Mr Young, who also lives in Edinburgh, admitted that with the Celtic Tiger now on the back foot, the reality of the repercussions proved hard to bear at times. "Although we love Scotland and we enjoy life here, it's hard knowing that decision has been made for you that you can't go back," he said.
While it remains to be seen how many Irish head for the exits to start anew in Scotland, their emigration to these shores is not a new trend. In the middle of the 19th century, vast numbers escaped the famine in their homeland, resulting in a spike in the number of Irish living here.
In 1841, census results showed that 4.8 per cent of the population of Scotland was Irish-born (126,321 out of a total population of 2,620,184). Within a decade, however, the ratio had grown to 7.2 per cent, and by 1951, the Irish population of Scotland stood at 207,367.

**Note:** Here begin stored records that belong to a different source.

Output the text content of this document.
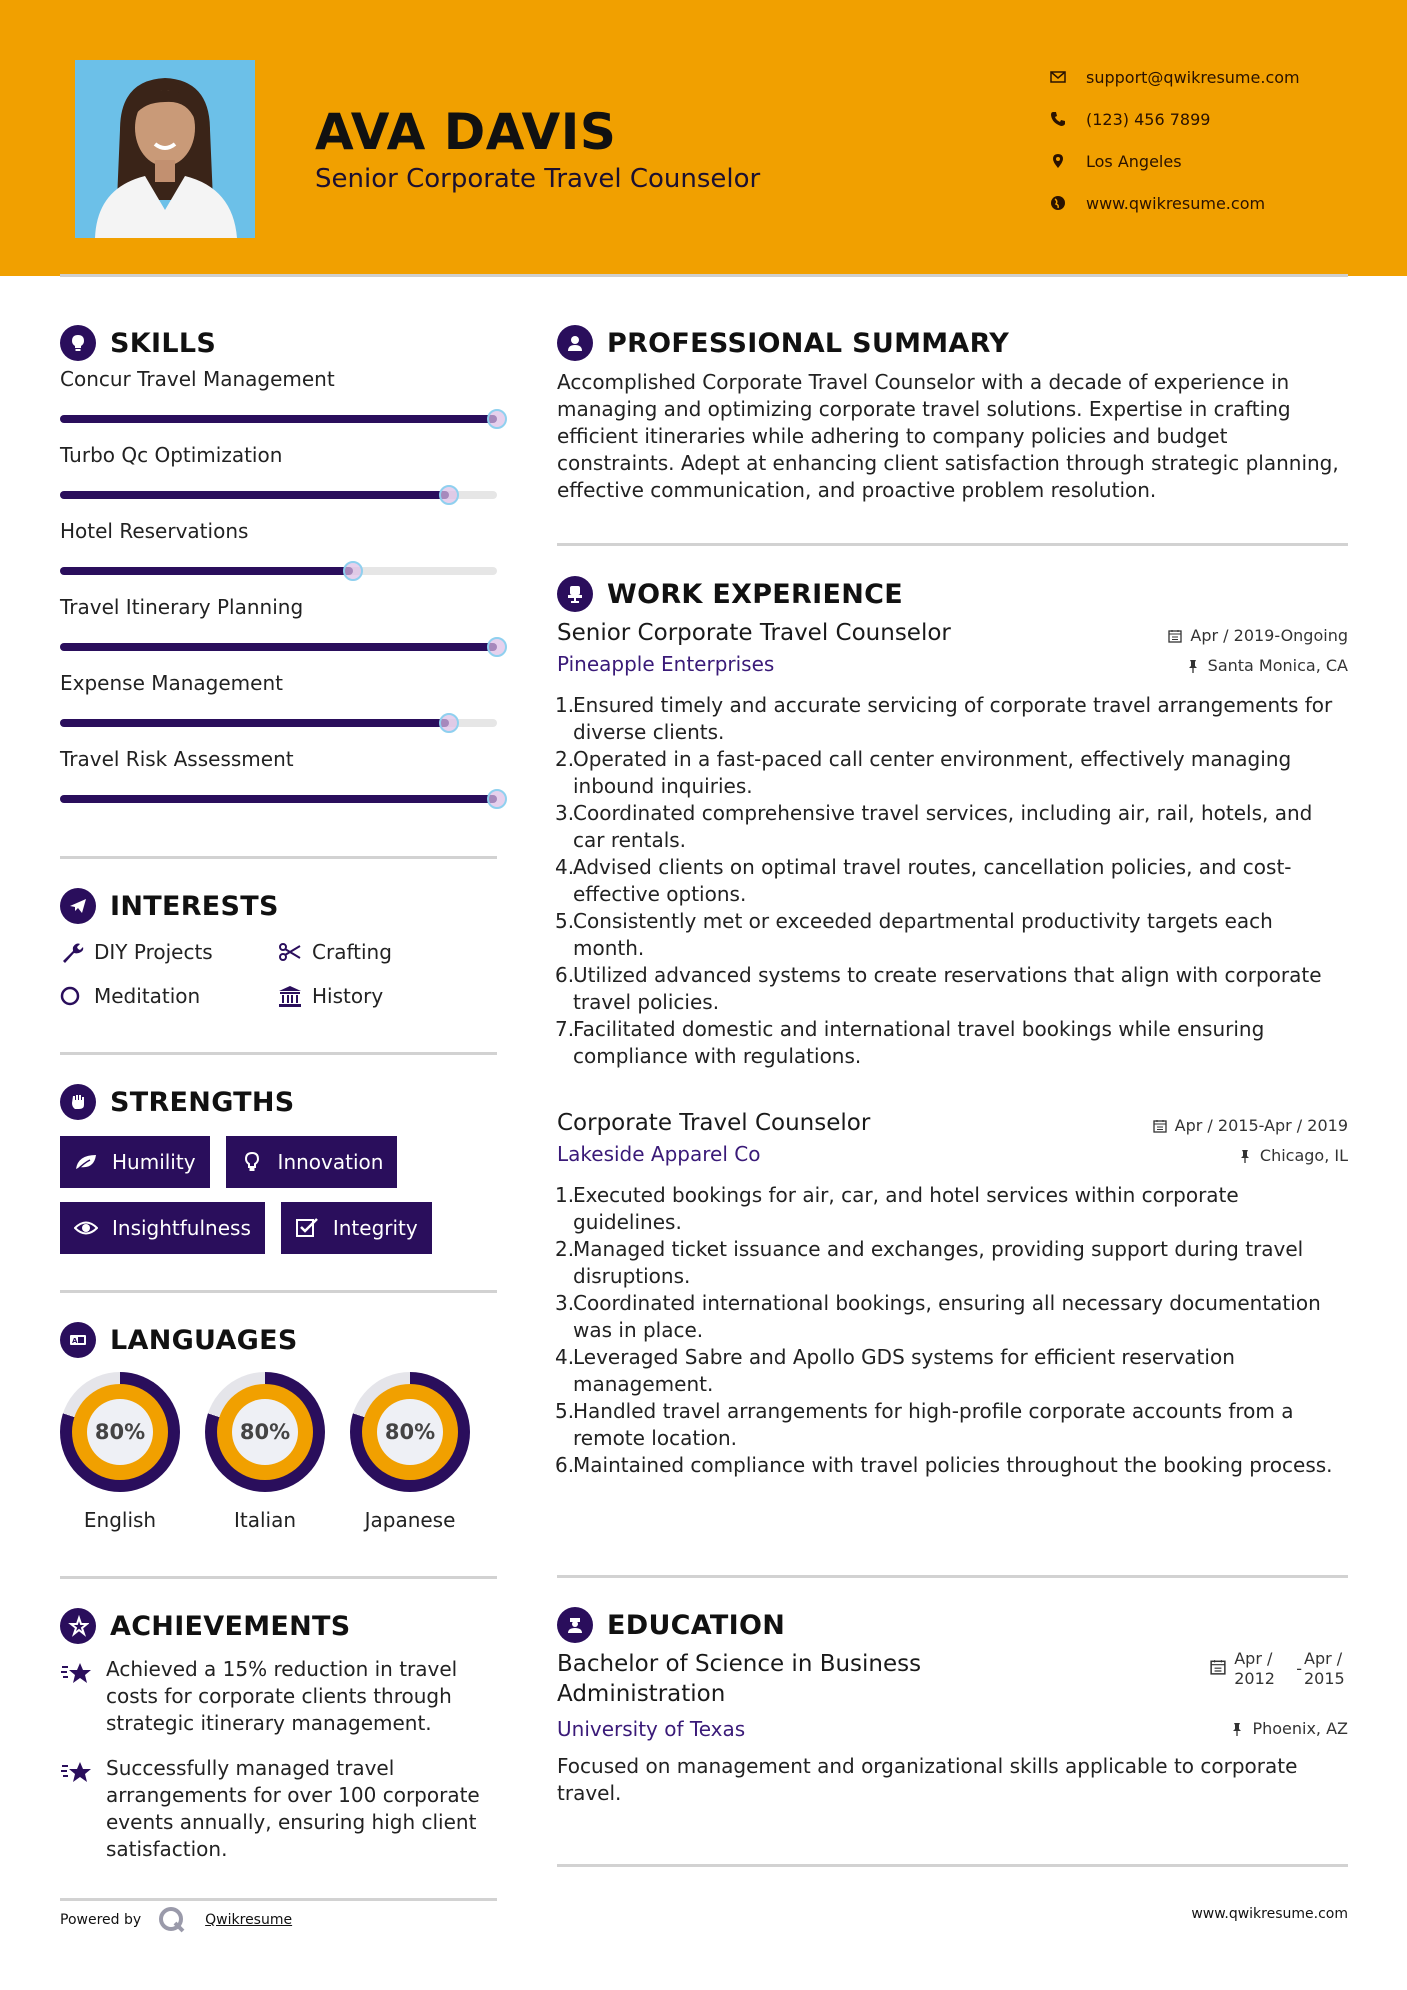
AVA DAVIS
Senior Corporate Travel Counselor
support@qwikresume.com
(123) 456 7899
Los Angeles
www.qwikresume.com
SKILLS
Concur Travel Management
Turbo Qc Optimization
Hotel Reservations
Travel Itinerary Planning
Expense Management
Travel Risk Assessment
INTERESTS
DIY Projects	Crafting
Meditation	History
STRENGTHS
Humility	Innovation
Insightfulness	Integrity
A LANGUAGES
80%
English
80%
Italian
80%
Japanese
ACHIEVEMENTS
Achieved a 15% reduction in travel costs for corporate clients through strategic itinerary management.
Successfully managed travel arrangements for over 100 corporate events annually, ensuring high client satisfaction.
Powered by	Qwikresume
PROFESSIONAL SUMMARY

Accomplished Corporate Travel Counselor with a decade of experience in managing and optimizing corporate travel solutions. Expertise in crafting efficient itineraries while adhering to company policies and budget constraints. Adept at enhancing client satisfaction through strategic planning, effective communication, and proactive problem resolution.

WORK EXPERIENCE
Senior Corporate Travel Counselor	Apr / 2019-Ongoing
Pineapple Enterprises	Santa Monica, CA
1.
Ensured timely and accurate servicing of corporate travel arrangements for diverse clients.
2.
Operated in a fast-paced call center environment, effectively managing inbound inquiries.
3.
Coordinated comprehensive travel services, including air, rail, hotels, and car rentals.
4.
Advised clients on optimal travel routes, cancellation policies, and cost-effective options.
5.
Consistently met or exceeded departmental productivity targets each month.
6.
Utilized advanced systems to create reservations that align with corporate travel policies.
7.
Facilitated domestic and international travel bookings while ensuring compliance with regulations.
Corporate Travel Counselor	Apr / 2015-Apr / 2019
Lakeside Apparel Co	Chicago, IL
1.
Executed bookings for air, car, and hotel services within corporate guidelines.
2.
Managed ticket issuance and exchanges, providing support during travel disruptions.
3.
Coordinated international bookings, ensuring all necessary documentation was in place.
4.
Leveraged Sabre and Apollo GDS systems for efficient reservation management.
5.
Handled travel arrangements for high-profile corporate accounts from a remote location.
6.
Maintained compliance with travel policies throughout the booking process.
EDUCATION
Bachelor of Science in Business Administration
Apr / 2012
-
Apr / 2015
University of Texas	Phoenix, AZ

Focused on management and organizational skills applicable to corporate travel.

www.qwikresume.com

Emigration reached its apogee in the 1950s when 50,000 people left Ireland a year, and returned in the 1980s, when spiralling unemployment saw 35,000 depart annually.
For Mr Young, a maths teacher at Bathgate Academy, history is simply repeating itself.

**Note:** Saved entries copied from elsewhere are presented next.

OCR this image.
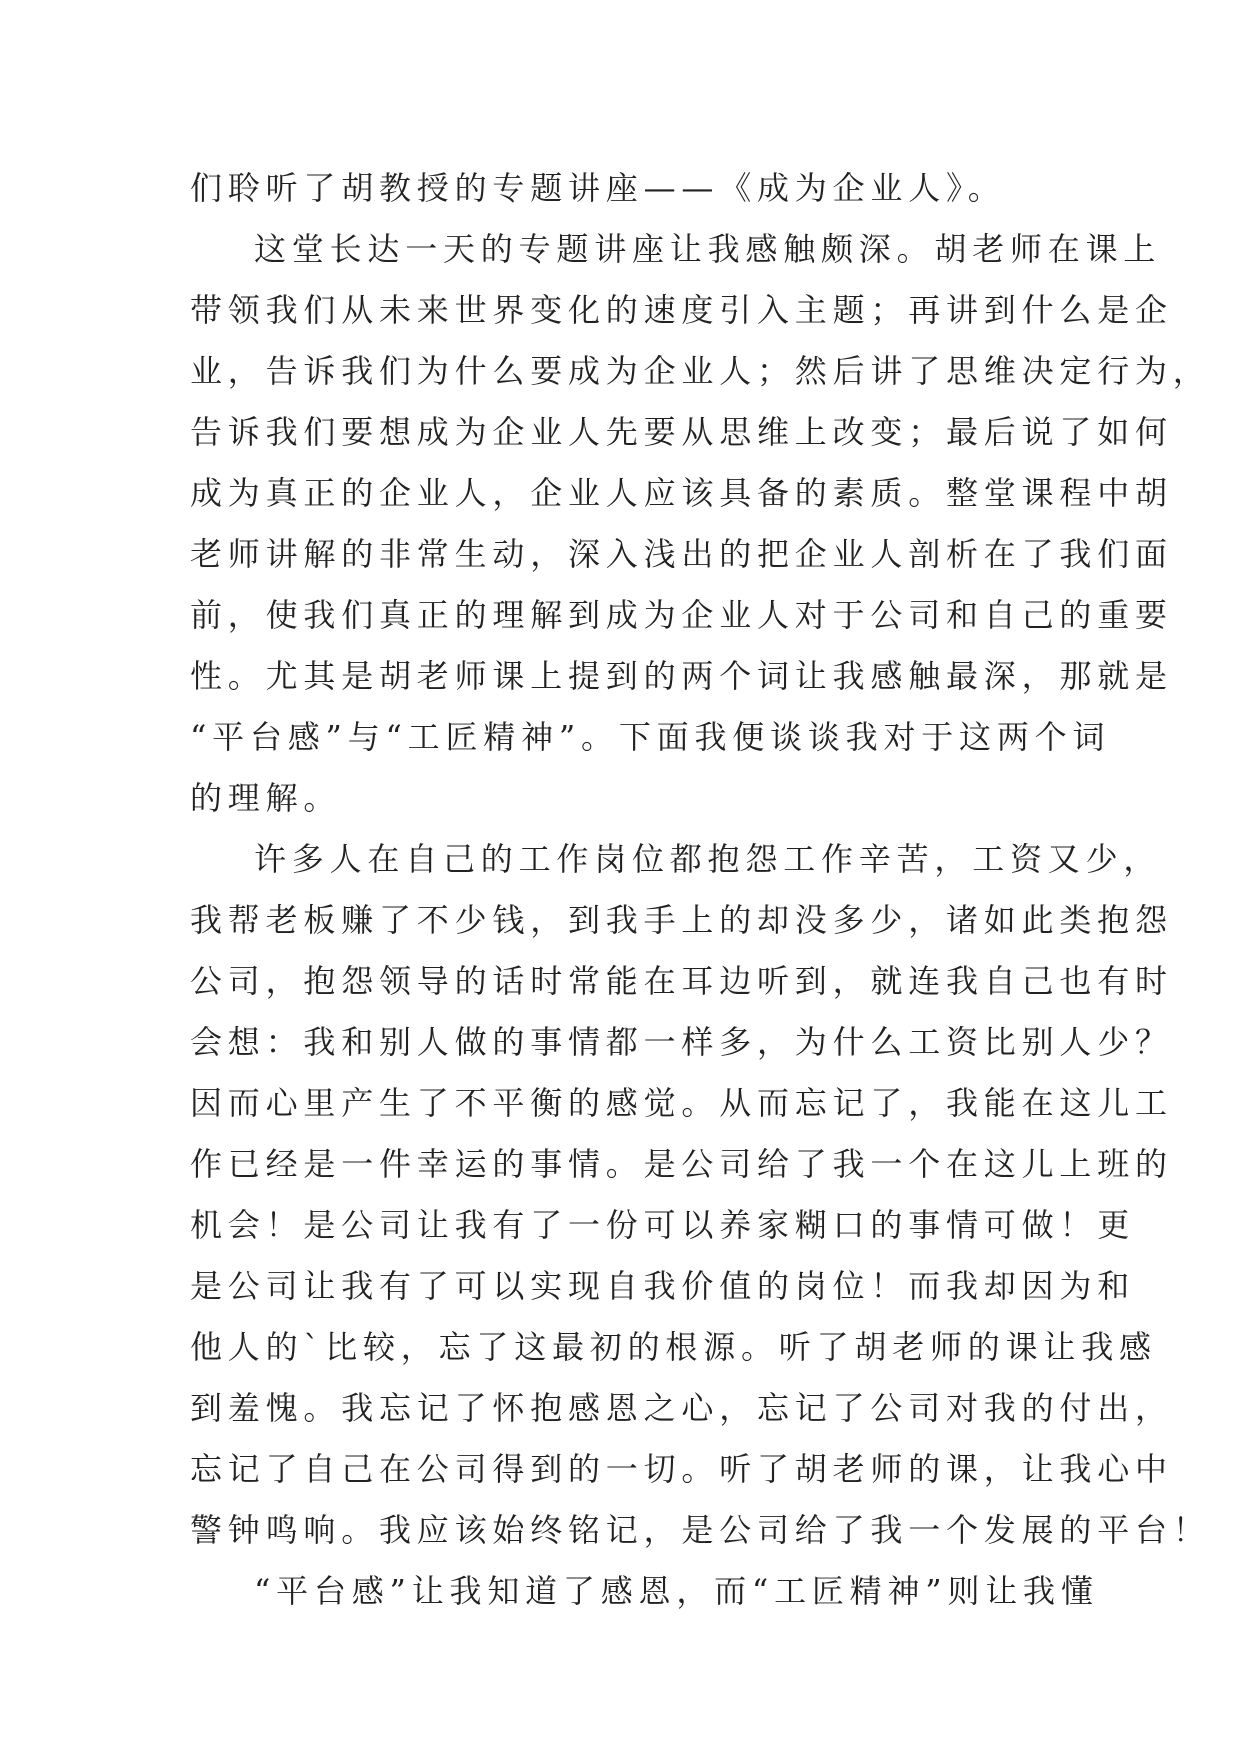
们聆听了胡教授的专题讲座——《成为企业人》。
这堂长达一天的专题讲座让我感触颇深。胡老师在课上
带领我们从未来世界变化的速度引入主题；再讲到什么是企
业，告诉我们为什么要成为企业人；然后讲了思维决定行为，
告诉我们要想成为企业人先要从思维上改变；最后说了如何
成为真正的企业人，企业人应该具备的素质。整堂课程中胡
老师讲解的非常生动，深入浅出的把企业人剖析在了我们面
前，使我们真正的理解到成为企业人对于公司和自己的重要
性。尤其是胡老师课上提到的两个词让我感触最深，那就是
“平台感”与“工匠精神”。下面我便谈谈我对于这两个词
的理解。
许多人在自己的工作岗位都抱怨工作辛苦，工资又少，
我帮老板赚了不少钱，到我手上的却没多少，诸如此类抱怨
公司，抱怨领导的话时常能在耳边听到，就连我自己也有时
会想：我和别人做的事情都一样多，为什么工资比别人少？
因而心里产生了不平衡的感觉。从而忘记了，我能在这儿工
作已经是一件幸运的事情。是公司给了我一个在这儿上班的
机会！是公司让我有了一份可以养家糊口的事情可做！更
是公司让我有了可以实现自我价值的岗位！而我却因为和
他人的`比较，忘了这最初的根源。听了胡老师的课让我感
到羞愧。我忘记了怀抱感恩之心，忘记了公司对我的付出，
忘记了自己在公司得到的一切。听了胡老师的课，让我心中
警钟鸣响。我应该始终铭记，是公司给了我一个发展的平台！
“平台感”让我知道了感恩，而“工匠精神”则让我懂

"One difference between the Scottish and Irish is that the Irish generally have no problem in upping sticks, but it's still hard," he explained. "We do feel that we're trapped at the moment because we can't go home."
Eimar Murphy, a beauty therapist originally from Co Kildare, is one of increasing numbers of Irish people just thankful that Scotland has afforded her a new start.
Originally settling in Aberdeen this summer, she decided to relocate to Glasgow last month to flatshare with friends. The decision to emigrate and leave behind loved ones, she recalls, was not one fraught with difficulty.
"I was living in Kildare with my mum and dad like a prisoner with no spare money," said the 23-year-old. "There were no jobs available and I was thinking about leaving for a while. When things started to look bad earlier this year I just decided, 'That's it'."
She added: "I'm part of a generation of Irish people that will have to work and live away from the country."
The problems are not just confined to those from the south of Ireland. Gerry Dillon, originally from Newry, came to Glasgow 12 years ago to take up a construction job, and has enjoyed a fruitful career since.
He and his wife, who works in the banking sector, are expecting their first child next April, and they had hoped to return to Co Down to raise their family among grandparents and other relatives. Given the state of their respective fields of employment, however, it is an option they cannot even consider.
The 28-year-old said: "With the greatest of respect to Scotland, we want to bring up our child where our family and friends are. It's an important source of support, and of course it lets the grandparents bond with their grandchild.
"But the state the construction sector is in means it's a no-go. Northern Ireland depends a lot on the south for work. My family is all in construction, and they regularly crossed the border back and forth on contracts. That's just not happening now."
Throughout all the strife, those Irish in Scotland are torn between wanting to help their country, and the needs of their family. "There's a patriotic feeling that you have to help out but you have to think about your personal situation," said Mr Dolan.
Mr Young agreed: "For me, it's something of a crisis of conscience. I'm young, and Ireland needs young people with energy to take the country in a different course, but they're simply having to leave the country.
"In a village in west Cork near where I grew up, there was 30 men aged between 22 and 29 who left last weekend all at once. It's rough going."